Fake News Detection on Kashmir Issue Using Machine Learning Techniques

Introduction

Focusing events are sudden, high-impact occurrences that capture widespread public attention and direct it toward a specific problem. The revocation of Article 370 in Kashmir by the Indian government in August 2019 is one such event, generating an enormous volume of visual and textual discourse on social media, particularly Twitter. During such events, online fact-checkers are slow to respond, and internet communities become the primary source of news, enabling unchecked dissemination of both real and fake information. Existing research on fake news detection has largely focused on general-purpose datasets or long-term contexts such as elections and health crises, leaving a significant gap in real-time detection methods tailored to short-duration, high-impact political events. This study addresses that gap by applying traditional machine learning techniques to a small, event-specific Twitter dataset collected during the Kashmir conflict.

Framework

The proposed system automatically detects and evaluates the credibility of news tweets by capturing content from various Twitter sources and utilizing user profile parameters for classification. Data was collected between 20th August and 2nd September 2019, yielding an initial set of 6,570 general tweets. After preprocessing to remove redundancy, non-English content, and graphical data, a refined dataset of 402 news tweets was prepared for model training. Tweet credibility was verified using Google News, along with profile signals such as verified account status, follower and following counts, retweet counts, tweet creation date, and user engagement metrics. The pipeline covers data collection, preprocessing using tokenization, stop word removal, stemming, and lemmatization, followed by feature extraction using Term Frequency and TF-IDF methods, and finally classification using five machine learning models.

Challenges and Solutions

Detecting fake news during focusing events is particularly difficult because data is sparse, short-lived, and rapidly evolving. The Kashmir dataset spans only a few weeks, making it insufficient to train deep learning models that require large annotated corpora. Existing online fact-checkers primarily focus on American political content, making real-time verification of Kashmir-related news especially challenging. Class imbalance between true and false tweets, along with the high dimensionality of text features, further complicates the classification task.

To address these challenges, traditional machine learning models are employed as they perform reliably on small, structured datasets with limited computational resources. N-gram models and TF-IDF feature extraction are used to capture linguistic patterns distinguishing fake from real tweets. User profile attributes including follower ratio, retweet count, and verification status are combined with textual features to improve classification interpretability and robustness. Standardized hyperparameter configurations are applied across all models to ensure consistency and reproducibility of results.

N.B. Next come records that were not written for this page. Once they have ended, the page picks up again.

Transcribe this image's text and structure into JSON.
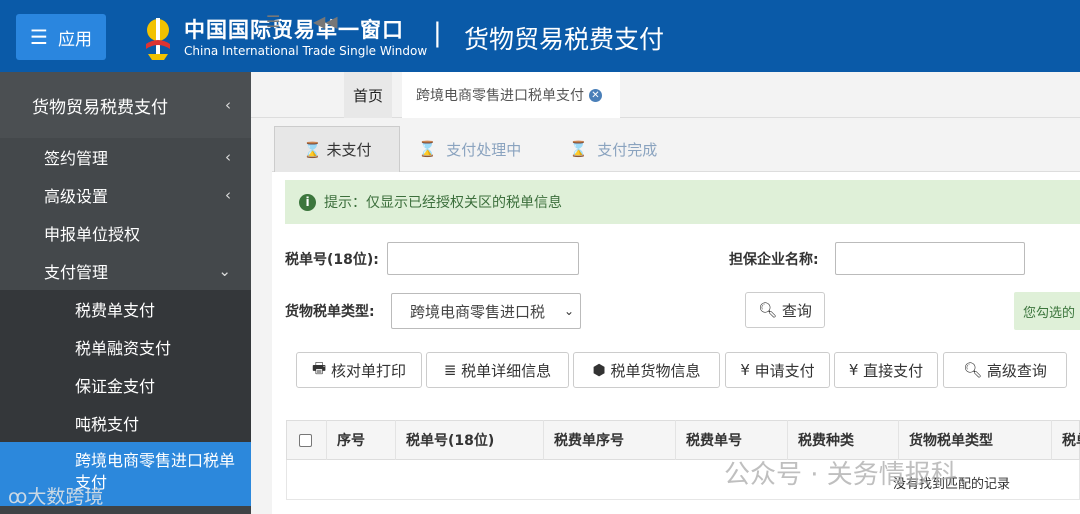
{
  "header": {
    "app_button": "应用",
    "brand_cn": "中国国际贸易单一窗口",
    "brand_en": "China International Trade Single Window",
    "separator": "|",
    "system_title": "货物贸易税费支付"
  },
  "sidebar": {
    "title": "货物贸易税费支付",
    "items": [
      {
        "label": "签约管理"
      },
      {
        "label": "高级设置"
      },
      {
        "label": "申报单位授权"
      },
      {
        "label": "支付管理"
      }
    ],
    "sub_items": [
      {
        "label": "税费单支付"
      },
      {
        "label": "税单融资支付"
      },
      {
        "label": "保证金支付"
      },
      {
        "label": "吨税支付"
      },
      {
        "label": "跨境电商零售进口税单支付"
      }
    ]
  },
  "tabbar": {
    "home": "首页",
    "active_tab": "跨境电商零售进口税单支付"
  },
  "subtabs": [
    {
      "label": "未支付"
    },
    {
      "label": "支付处理中"
    },
    {
      "label": "支付完成"
    }
  ],
  "notice": "提示：仅显示已经授权关区的税单信息",
  "form": {
    "tax_no_label": "税单号(18位):",
    "guarantor_label": "担保企业名称:",
    "type_label": "货物税单类型:",
    "type_value": "跨境电商零售进口税",
    "query": "查询",
    "hint": "您勾选的"
  },
  "actions": [
    "核对单打印",
    "税单详细信息",
    "税单货物信息",
    "申请支付",
    "直接支付",
    "高级查询"
  ],
  "table": {
    "headers": [
      "序号",
      "税单号(18位)",
      "税费单序号",
      "税费单号",
      "税费种类",
      "货物税单类型",
      "税单"
    ],
    "empty": "没有找到匹配的记录"
  },
  "watermarks": {
    "left": "大数跨境",
    "right": "公众号 · 关务情报科"
  }
}
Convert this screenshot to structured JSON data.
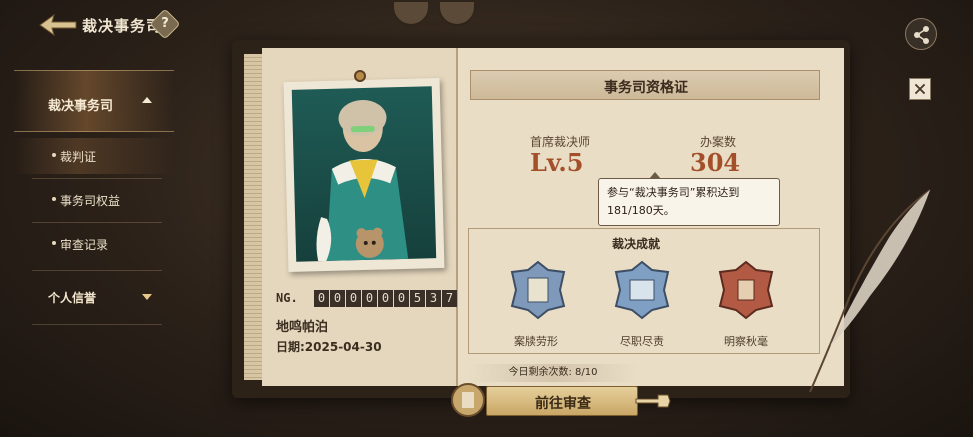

Evaluation and Performance

Five classifiers were trained and evaluated using F1 score and accuracy: Random Forest, Logistic Regression, Support Vector Machine, Naïve Bayes, and Stochastic Gradient Descent. Random Forest and Logistic Regression achieved the highest performance with an F1 score of 74% and accuracy of 82%, outperforming all other models. SVM closely followed with a 73% F1 score and 79% accuracy, while Naïve Bayes achieved 71% F1 score. Stochastic Gradient Descent showed the weakest results at 64% F1 score. Tweet analysis revealed that Pakistan generated the highest proportion of relevant tweets at 24.52%, followed by India at 23.56%. Word cloud analysis identified dominant terms across fake and real tweet categories, with words like "Kashmir", "curfew", "IOK", and "developing" appearing prominently in both. The most retweeted content during the event period was a tweet about the Pakistani Envoy to the US, receiving 488 retweets, while engagement peaked between 23rd and 30th August 2019.

Future Directions

Future work will focus on expanding the dataset to include a broader time range and more diverse linguistic content to improve model generalizability. Incorporating additional feature selection methods and multilingual coverage will strengthen detection capabilities across different regions and languages. Employing deep learning techniques such as fine-tuned pretrained transformer models may further improve classification performance when larger datasets become available. The framework can also be extended to other focusing events such as natural disasters and social movements to validate its broader applicability.

Conclusion

This study demonstrates that traditional machine learning models are effective for fake news detection in focusing events, even under the constraint of a small and narrow dataset. Random Forest and Logistic Regression achieved the highest accuracy of 82%, confirming the viability of lightweight ML approaches for real-time, event-specific misinformation detection. The combination of user profile features and linguistic patterns provides both strong predictive performance and practical interpretability. The framework holds significant value for journalists, fact-checking organizations, and policy response teams seeking to monitor and counter misinformation during rapidly evolving political or crisis events.